Un progetto per la conservazione dei giardini storici delle Ville medicee

11 Gennaio 2021 Off Di Direzione Rivista Siti Unesco

È online il nuovo sito del progetto EFFORT (Efficientamento della Salvaguardia e Valorizzazione dei Giardini Storici), che elabora nuove proposte per la protezione e la conservazione del patrimonio naturale e architettonico dei giardini storici delle Ville medicee di Castello e la Petraia, con il primo video di presentazione dedicato al Giardino della Villa medicea di Castello.

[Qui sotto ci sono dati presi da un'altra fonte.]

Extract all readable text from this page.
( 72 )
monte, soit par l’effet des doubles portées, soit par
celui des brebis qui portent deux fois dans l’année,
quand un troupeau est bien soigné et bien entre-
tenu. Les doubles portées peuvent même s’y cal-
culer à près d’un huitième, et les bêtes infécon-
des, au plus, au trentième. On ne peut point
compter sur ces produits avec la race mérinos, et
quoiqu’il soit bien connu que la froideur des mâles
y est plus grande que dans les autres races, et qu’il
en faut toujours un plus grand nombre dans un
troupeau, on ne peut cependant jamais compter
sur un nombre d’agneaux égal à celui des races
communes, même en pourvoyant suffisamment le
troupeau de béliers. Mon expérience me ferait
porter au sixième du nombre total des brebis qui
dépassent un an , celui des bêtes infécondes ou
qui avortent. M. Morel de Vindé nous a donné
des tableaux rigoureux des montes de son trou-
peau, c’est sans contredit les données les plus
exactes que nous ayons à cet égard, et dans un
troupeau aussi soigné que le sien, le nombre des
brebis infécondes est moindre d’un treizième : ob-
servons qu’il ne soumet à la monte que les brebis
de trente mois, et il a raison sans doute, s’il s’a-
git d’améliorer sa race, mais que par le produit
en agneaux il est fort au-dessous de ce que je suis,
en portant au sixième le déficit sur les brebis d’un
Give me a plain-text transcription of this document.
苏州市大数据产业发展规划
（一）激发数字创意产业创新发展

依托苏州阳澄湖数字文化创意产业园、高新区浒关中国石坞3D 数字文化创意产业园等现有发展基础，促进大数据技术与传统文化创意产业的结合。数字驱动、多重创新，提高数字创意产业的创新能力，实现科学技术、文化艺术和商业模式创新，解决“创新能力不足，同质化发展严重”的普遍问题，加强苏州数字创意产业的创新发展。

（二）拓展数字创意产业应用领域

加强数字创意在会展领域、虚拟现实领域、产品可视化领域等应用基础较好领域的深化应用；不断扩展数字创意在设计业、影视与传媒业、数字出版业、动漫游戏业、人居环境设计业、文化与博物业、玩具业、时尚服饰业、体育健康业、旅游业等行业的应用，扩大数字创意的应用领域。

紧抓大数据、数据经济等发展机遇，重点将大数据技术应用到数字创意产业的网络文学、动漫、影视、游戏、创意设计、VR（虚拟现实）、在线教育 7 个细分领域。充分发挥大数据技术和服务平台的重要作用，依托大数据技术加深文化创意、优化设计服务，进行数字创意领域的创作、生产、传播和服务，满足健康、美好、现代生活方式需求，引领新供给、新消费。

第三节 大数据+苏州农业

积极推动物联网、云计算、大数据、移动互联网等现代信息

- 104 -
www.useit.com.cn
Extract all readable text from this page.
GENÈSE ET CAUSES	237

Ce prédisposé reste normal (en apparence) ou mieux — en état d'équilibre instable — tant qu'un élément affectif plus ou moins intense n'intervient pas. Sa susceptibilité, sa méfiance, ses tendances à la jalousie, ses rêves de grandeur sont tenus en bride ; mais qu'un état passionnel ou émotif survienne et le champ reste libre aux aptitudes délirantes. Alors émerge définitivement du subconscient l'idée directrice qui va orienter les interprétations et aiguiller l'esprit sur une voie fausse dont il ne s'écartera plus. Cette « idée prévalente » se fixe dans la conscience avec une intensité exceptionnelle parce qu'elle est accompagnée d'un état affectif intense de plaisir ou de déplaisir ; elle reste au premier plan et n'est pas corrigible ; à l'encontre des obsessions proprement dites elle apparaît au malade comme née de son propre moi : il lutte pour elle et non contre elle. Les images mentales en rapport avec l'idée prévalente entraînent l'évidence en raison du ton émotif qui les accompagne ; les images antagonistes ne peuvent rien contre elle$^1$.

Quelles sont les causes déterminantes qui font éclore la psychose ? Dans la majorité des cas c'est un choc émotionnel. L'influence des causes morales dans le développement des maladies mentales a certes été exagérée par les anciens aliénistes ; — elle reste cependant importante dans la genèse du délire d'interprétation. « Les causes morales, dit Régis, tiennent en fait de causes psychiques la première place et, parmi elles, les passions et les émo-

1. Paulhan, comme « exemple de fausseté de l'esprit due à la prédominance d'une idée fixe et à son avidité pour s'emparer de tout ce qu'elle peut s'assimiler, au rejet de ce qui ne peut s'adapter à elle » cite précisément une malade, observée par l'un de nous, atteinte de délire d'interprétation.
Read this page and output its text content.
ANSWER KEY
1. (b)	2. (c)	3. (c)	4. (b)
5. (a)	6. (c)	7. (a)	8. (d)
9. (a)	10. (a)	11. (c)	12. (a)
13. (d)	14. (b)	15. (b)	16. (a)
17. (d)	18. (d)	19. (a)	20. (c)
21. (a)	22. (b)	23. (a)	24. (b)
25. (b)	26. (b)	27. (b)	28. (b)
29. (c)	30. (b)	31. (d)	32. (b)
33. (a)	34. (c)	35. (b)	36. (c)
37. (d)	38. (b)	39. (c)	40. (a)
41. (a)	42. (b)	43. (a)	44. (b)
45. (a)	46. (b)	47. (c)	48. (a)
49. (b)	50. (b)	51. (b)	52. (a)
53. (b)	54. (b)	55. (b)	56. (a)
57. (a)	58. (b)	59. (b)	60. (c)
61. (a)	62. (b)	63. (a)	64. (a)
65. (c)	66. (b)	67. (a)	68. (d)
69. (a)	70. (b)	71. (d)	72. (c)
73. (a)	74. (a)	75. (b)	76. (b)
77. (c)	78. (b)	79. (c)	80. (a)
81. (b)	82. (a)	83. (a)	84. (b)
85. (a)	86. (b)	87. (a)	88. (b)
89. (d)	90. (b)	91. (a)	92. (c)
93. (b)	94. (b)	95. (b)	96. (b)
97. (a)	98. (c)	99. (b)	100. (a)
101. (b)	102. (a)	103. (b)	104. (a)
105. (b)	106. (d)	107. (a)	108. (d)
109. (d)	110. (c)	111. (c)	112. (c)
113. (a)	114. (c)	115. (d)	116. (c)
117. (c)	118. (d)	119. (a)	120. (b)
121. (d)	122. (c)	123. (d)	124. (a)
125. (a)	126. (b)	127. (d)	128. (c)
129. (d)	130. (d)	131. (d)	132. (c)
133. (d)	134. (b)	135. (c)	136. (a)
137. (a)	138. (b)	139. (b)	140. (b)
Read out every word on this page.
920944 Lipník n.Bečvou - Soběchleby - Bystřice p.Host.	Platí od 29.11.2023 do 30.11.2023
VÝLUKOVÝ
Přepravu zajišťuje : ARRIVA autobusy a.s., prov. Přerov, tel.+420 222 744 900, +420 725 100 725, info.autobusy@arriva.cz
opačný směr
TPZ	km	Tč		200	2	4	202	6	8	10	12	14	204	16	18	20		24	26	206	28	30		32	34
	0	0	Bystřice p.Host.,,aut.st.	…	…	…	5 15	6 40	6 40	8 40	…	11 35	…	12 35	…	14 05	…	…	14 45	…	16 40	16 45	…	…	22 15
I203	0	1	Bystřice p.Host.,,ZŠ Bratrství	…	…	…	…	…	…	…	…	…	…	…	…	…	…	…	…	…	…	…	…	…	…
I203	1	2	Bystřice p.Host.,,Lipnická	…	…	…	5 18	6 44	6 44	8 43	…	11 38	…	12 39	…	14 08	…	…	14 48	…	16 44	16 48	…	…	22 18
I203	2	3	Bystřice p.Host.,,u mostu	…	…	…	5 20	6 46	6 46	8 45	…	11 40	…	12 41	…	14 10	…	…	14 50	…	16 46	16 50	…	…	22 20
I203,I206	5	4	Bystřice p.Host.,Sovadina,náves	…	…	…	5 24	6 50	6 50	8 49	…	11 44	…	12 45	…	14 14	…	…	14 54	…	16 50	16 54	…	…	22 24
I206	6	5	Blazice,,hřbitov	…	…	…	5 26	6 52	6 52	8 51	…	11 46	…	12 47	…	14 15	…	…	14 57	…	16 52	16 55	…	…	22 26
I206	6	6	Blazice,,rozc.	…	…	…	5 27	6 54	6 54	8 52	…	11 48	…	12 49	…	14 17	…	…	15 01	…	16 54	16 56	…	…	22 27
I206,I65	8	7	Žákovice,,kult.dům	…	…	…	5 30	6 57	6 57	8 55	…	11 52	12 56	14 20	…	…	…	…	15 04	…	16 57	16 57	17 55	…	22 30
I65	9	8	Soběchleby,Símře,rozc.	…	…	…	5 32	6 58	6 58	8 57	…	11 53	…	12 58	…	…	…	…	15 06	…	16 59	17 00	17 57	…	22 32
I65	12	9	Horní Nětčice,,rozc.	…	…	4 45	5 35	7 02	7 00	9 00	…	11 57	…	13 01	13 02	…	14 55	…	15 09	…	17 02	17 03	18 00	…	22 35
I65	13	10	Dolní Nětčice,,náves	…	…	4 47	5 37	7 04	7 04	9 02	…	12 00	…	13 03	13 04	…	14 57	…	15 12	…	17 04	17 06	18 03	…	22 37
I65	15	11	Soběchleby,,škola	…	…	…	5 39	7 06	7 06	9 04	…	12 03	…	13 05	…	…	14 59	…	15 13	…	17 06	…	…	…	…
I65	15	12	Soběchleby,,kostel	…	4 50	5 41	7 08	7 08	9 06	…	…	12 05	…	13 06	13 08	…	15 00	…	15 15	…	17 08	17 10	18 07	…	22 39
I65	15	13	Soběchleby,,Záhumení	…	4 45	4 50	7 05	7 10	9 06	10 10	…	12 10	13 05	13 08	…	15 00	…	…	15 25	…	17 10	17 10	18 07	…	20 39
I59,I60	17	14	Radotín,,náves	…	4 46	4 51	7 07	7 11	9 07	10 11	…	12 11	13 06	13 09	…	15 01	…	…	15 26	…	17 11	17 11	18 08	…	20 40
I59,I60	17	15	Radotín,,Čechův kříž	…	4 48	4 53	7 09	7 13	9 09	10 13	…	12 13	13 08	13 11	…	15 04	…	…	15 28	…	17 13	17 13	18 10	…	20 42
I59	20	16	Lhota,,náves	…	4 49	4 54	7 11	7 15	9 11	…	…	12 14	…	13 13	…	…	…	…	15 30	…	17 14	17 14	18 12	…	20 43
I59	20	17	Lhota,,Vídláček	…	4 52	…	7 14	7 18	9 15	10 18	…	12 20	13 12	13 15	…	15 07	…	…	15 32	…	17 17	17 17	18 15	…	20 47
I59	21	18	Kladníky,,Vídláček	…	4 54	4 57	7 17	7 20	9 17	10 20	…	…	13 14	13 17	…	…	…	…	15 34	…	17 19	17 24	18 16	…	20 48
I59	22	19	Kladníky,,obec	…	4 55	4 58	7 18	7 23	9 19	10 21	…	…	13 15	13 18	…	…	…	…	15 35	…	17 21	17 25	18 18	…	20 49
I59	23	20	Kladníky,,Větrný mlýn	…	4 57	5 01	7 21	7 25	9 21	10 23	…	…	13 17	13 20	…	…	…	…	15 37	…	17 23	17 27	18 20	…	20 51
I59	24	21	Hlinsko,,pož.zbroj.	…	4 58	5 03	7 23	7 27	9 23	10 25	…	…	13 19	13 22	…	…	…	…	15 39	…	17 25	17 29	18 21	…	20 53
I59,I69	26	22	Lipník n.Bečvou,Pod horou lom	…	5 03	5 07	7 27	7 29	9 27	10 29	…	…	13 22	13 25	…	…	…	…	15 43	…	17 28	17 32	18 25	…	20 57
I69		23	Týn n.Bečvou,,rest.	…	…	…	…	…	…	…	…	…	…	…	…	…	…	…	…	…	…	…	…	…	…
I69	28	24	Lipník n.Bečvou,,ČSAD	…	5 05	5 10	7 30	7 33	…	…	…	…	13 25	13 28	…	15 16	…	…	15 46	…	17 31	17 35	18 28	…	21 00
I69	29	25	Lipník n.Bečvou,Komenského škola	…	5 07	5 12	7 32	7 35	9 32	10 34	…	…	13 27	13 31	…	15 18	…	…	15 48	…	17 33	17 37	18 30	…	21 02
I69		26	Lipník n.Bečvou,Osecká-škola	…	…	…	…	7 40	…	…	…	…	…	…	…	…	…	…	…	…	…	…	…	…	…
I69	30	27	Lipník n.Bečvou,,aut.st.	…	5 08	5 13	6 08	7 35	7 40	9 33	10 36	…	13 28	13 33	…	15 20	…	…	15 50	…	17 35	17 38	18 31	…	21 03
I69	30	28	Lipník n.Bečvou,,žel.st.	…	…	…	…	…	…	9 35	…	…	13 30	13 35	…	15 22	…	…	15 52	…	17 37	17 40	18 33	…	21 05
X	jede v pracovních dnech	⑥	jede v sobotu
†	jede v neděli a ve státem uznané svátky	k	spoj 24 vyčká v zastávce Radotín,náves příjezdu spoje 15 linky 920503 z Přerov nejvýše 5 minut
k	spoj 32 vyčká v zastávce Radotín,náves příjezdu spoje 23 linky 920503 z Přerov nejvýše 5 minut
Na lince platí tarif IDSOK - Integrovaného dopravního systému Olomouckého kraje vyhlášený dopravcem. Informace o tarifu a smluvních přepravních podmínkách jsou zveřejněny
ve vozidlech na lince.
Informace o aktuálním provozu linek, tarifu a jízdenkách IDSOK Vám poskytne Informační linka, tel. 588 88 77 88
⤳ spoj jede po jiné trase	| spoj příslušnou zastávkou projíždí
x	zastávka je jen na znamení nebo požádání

I giardini delle ville medicee di Castello e Petraia costituiscono un esempio applicativo per il progetto in quanto rispecchiano la necessità del conservatore di formulare nuove proposte per la protezione e la conservazione di entrambe le componenti che identificano il giardino storico. L’attuale stato di conservazione di molti alberi del giardino non è ottimale, a causa della loro età e dell’effetto del cambiamento climatico. Di conseguenza, le condizioni fisiologiche e la stabilità di molti alberi possono costituire un fattore di rischio ai manufatti lapidei presenti o, addirittura, ai visitatori. Pertanto, l’obiettivo finale del progetto è la salvaguardia diretta delle strutture ambientali e indiretta di quelle artistiche esistenti, utilizzando approcci innovativi per il monitoraggio di entrambe le componenti, insieme a tecniche per preservare/monitorare il loro design originale, la biodiversità e le componenti culturali e storiche.

EFFORT propone soluzioni per il monitoraggio, la salvaguardia e il mantenimento della vegetazione avente rilevanza storico-paesaggistica dei giardini storici in modo da rispondere alle esigenze attuali e alle sfide future in relazione anche ai cambiamenti climatici. L’approccio interdisciplinare è la chiave del progetto per affrontare le problematiche di conservazione della vegetazione e degli arredi lapidei in ottica di gestione del loro equilibrio all’interno del giardino.

EFFORT è un Progetto finanziato da Regione Toscana (POR FESR 2014-2020).